Use existing scenarios, including a 2 degree scenario, or develop own: ‘Companies should use a range of existing, publicly-available climate-related scenario analysis or develop their own in order to assess the risks posed to their business by climate change, according to the Financial Stability Board (FSB) Task Force on Climate-Related Financial Disclosures (TCFD)’ write Environmental Finance. ‘“[The report] reiterates the importance of companies adopting science based targets in order for these disclosures to identify and mitigate meaningful financial risks,” said Douglas Farquhar, principal consultant at verification company DNV GL. Various publicly available scenarios were summarised by the report including, in terms of what they assumed about carbon emissions, solar deployment, energy efficiency, energy mix, carbon price and weather impacts.’ The report quotes Helen Wildsmith, who leads climate stewardship work at CCLA, ‘“We may need to have an entity in that role, such as the IEA or the IPCC,” she said, likening such a model to the way that central banks set stress tests for the banking sector. But she added that it was important that companies also devise their own scenarios, “to help them drive their own planning and thinking”.’ (Organisations should use existing climate scenario analysis or develop their own, says TCFD, Joe Walsh, Environmental Finance ($))

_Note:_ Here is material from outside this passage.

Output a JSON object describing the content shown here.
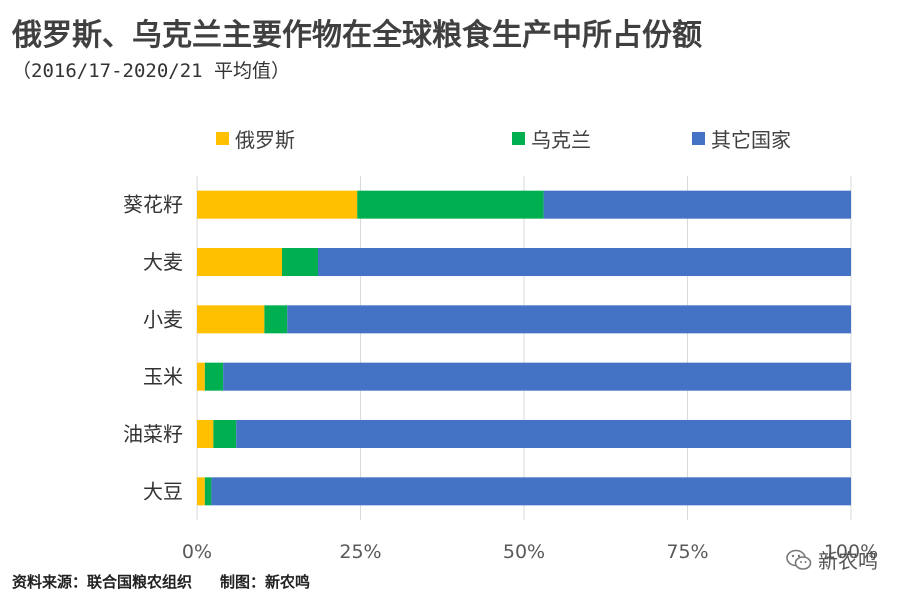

The recommendations have also been covered in City A.M. (It’s not easy being green: Mark Carney welcomes new recommendations for environmental disclosures from firms), Platts (Global task force sets recommendations on climate risk disclosure), Fund Strategy (Mark Carney and Michael Bloomberg launch G20 climate risk report), and Edie (Mark Carney and Michael Bloomberg set out recommendations for climate disclosure adoption).